Party performance and legitimacy

No word better describes the feelings we had watching the Indonesian Democratic Party's (PDI) performance in the general election, than shock.

When, about a year before the election, Soerjadi proudly accepted the PDI's top job at a congress in Medan, many observers predicted the party would perform badly. But nobody could have guessed it would be this bad.

The vote counting is as yet (Saturday noon) incomplete. Nevertheless, if the present trend continues, there is a good chance that the PDI will get less than five million votes.

This would mean that the party will have less than ten seats in the new House of Representatives. It would also mean no PDI representatives on some of the national Commissions.

This it turn would raise unanticipated constitutional problems, since any Commission decision must have the support of three factions.

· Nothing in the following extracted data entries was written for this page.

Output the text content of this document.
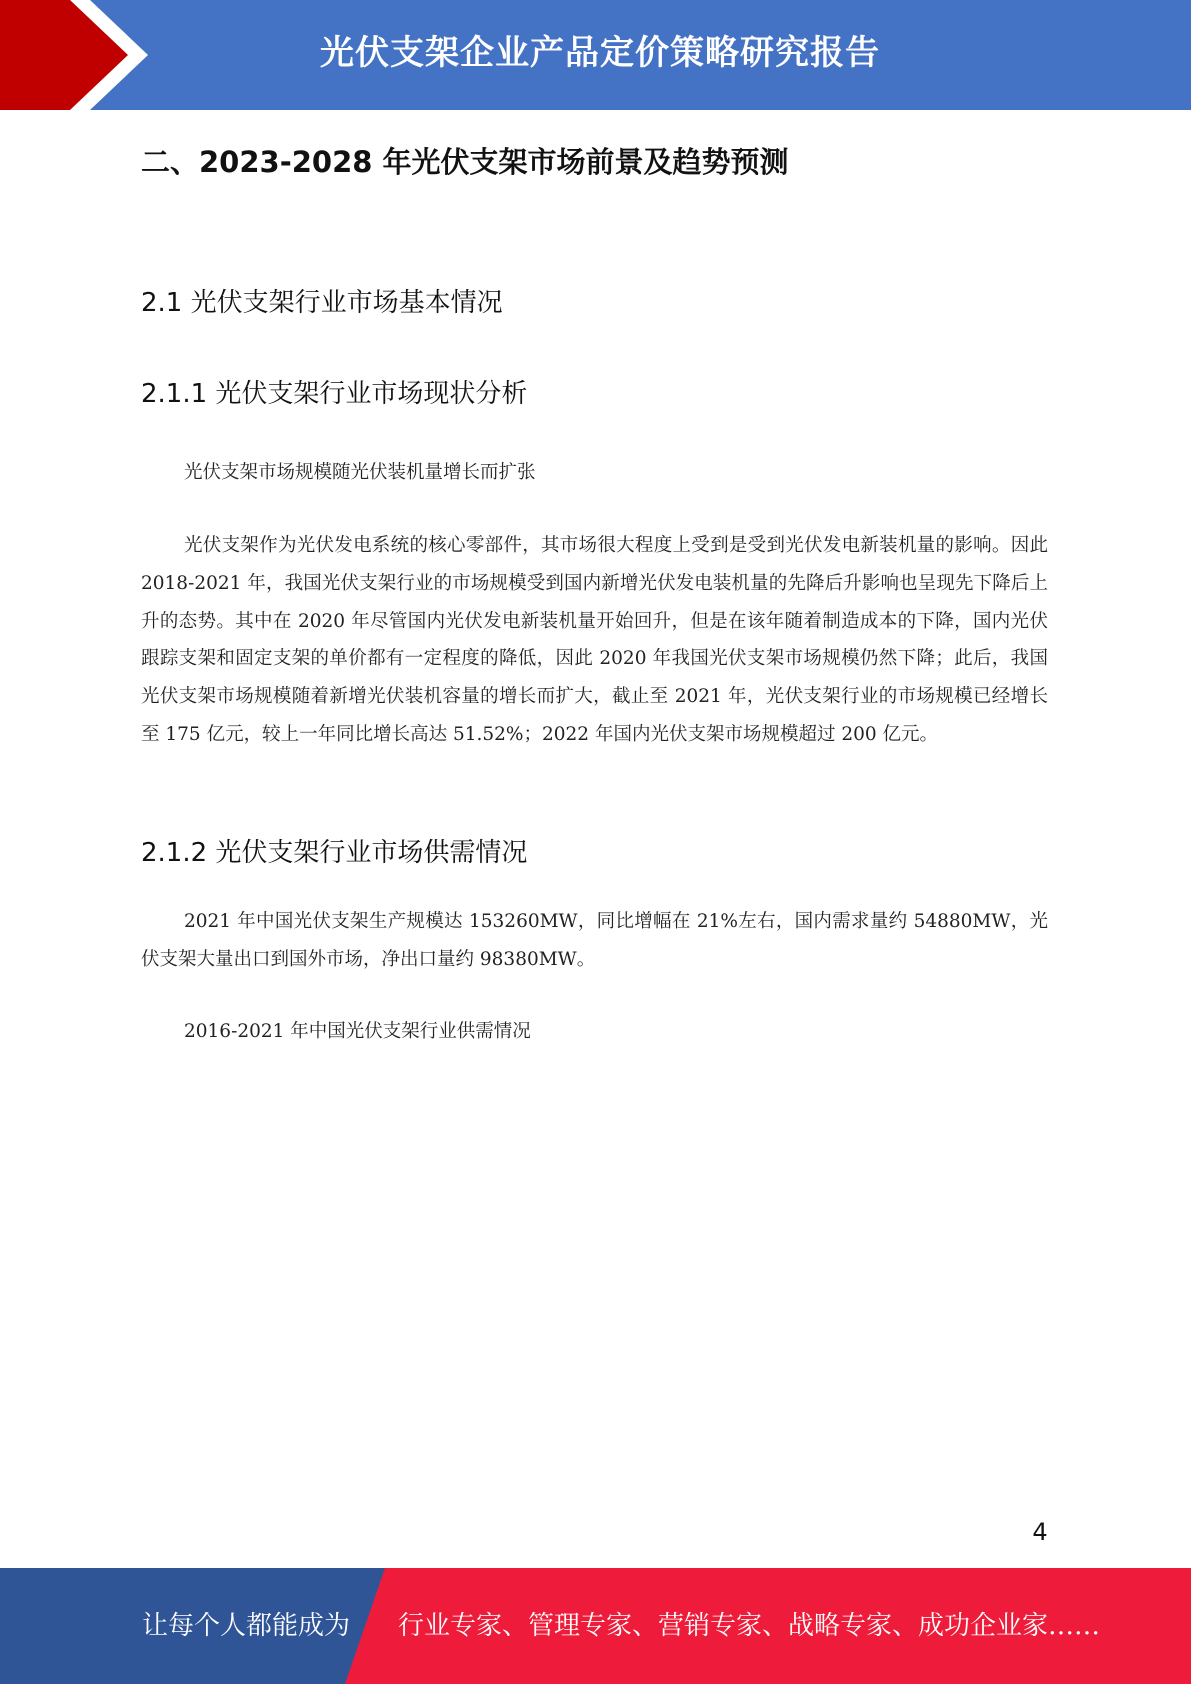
光伏支架企业产品定价策略研究报告
二、2023-2028 年光伏支架市场前景及趋势预测
2.1 光伏支架行业市场基本情况
2.1.1 光伏支架行业市场现状分析
光伏支架市场规模随光伏装机量增长而扩张

光伏支架作为光伏发电系统的核心零部件，其市场很大程度上受到是受到光伏发电新装机量的影响。因此 2018-2021 年，我国光伏支架行业的市场规模受到国内新增光伏发电装机量的先降后升影响也呈现先下降后上升的态势。其中在 2020 年尽管国内光伏发电新装机量开始回升，但是在该年随着制造成本的下降，国内光伏跟踪支架和固定支架的单价都有一定程度的降低，因此 2020 年我国光伏支架市场规模仍然下降；此后，我国光伏支架市场规模随着新增光伏装机容量的增长而扩大，截止至 2021 年，光伏支架行业的市场规模已经增长至 175 亿元，较上一年同比增长高达 51.52%；2022 年国内光伏支架市场规模超过 200 亿元。

2.1.2 光伏支架行业市场供需情况

2021 年中国光伏支架生产规模达 153260MW，同比增幅在 21%左右，国内需求量约 54880MW，光伏支架大量出口到国外市场，净出口量约 98380MW。

2016-2021 年中国光伏支架行业供需情况
4
让每个人都能成为 行业专家、管理专家、营销专家、战略专家、成功企业家……
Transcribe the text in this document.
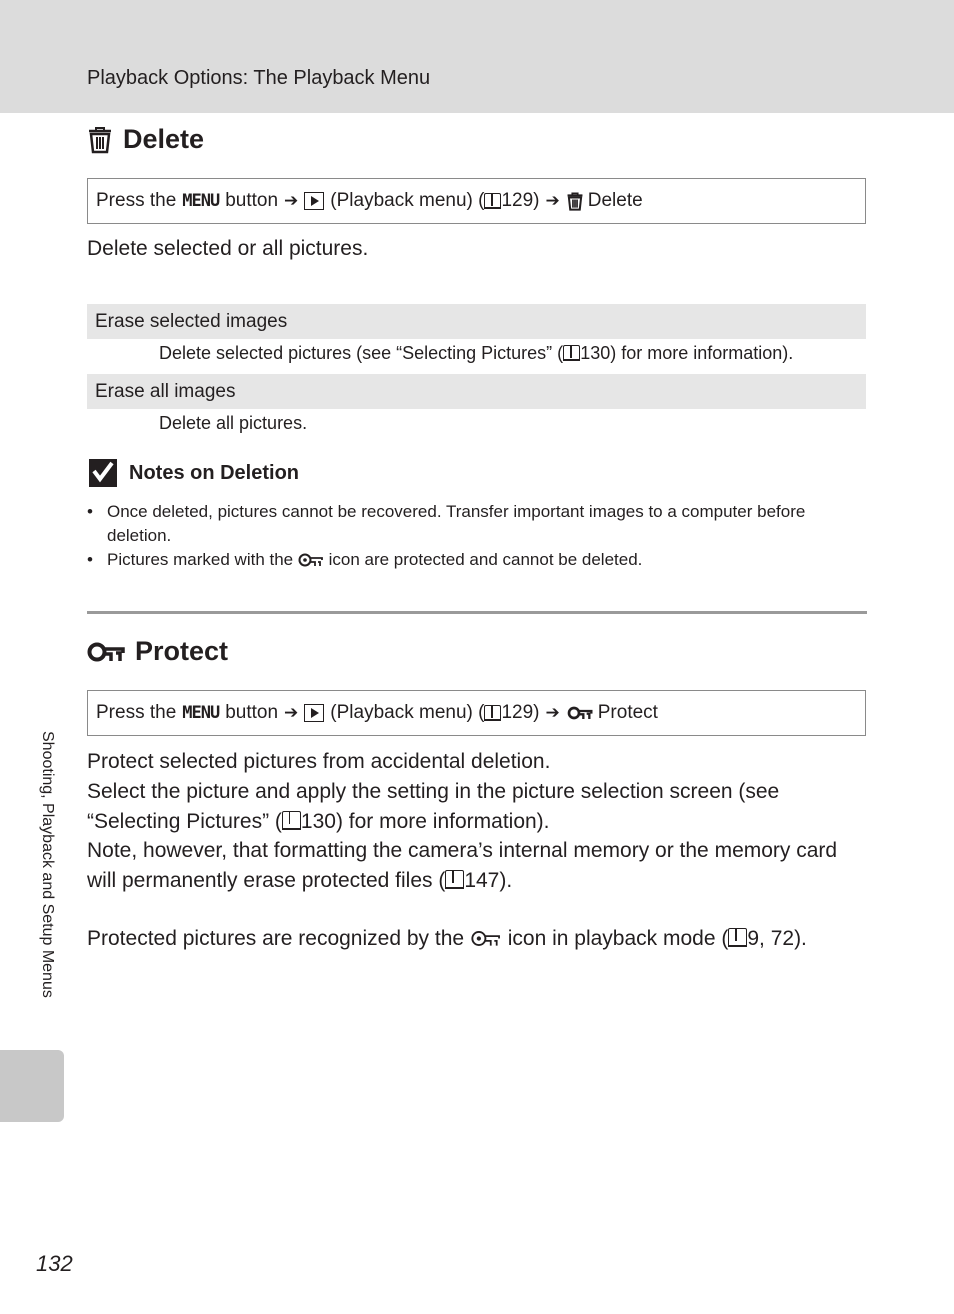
Playback Options: The Playback Menu
Delete
Press the MENU button ➔ (Playback menu) ( 129) ➔ Delete
Delete selected or all pictures.
Erase selected images
Delete selected pictures (see “Selecting Pictures” ( 130) for more information).
Erase all images
Delete all pictures.
Notes on Deletion
• Once deleted, pictures cannot be recovered. Transfer important images to a computer before deletion.
• Pictures marked with the icon are protected and cannot be deleted.
Protect
Press the MENU button ➔ (Playback menu) ( 129) ➔ Protect
Protect selected pictures from accidental deletion.
Select the picture and apply the setting in the picture selection screen (see “Selecting Pictures” ( 130) for more information).
Note, however, that formatting the camera’s internal memory or the memory card will permanently erase protected files ( 147).
Protected pictures are recognized by the icon in playback mode ( 9, 72).
Shooting, Playback and Setup Menus
132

In some democratic countries with multi-party systems, political parties that fail to get a significant number of votes are subject to sanctions. They are not allowed to take part in the following general election. The reasoning, of course, is that parties with insignificant voter support lack legitimacy. The point is, how in the world can a political party claim to be a mass organization without mass support.

The problem confronting the PDI at present could become a constitutional problem for us in the future. It may be that a law is needed to set a minimum number of votes needed by a political party in order to maintain its legitimacy as a social-political organization.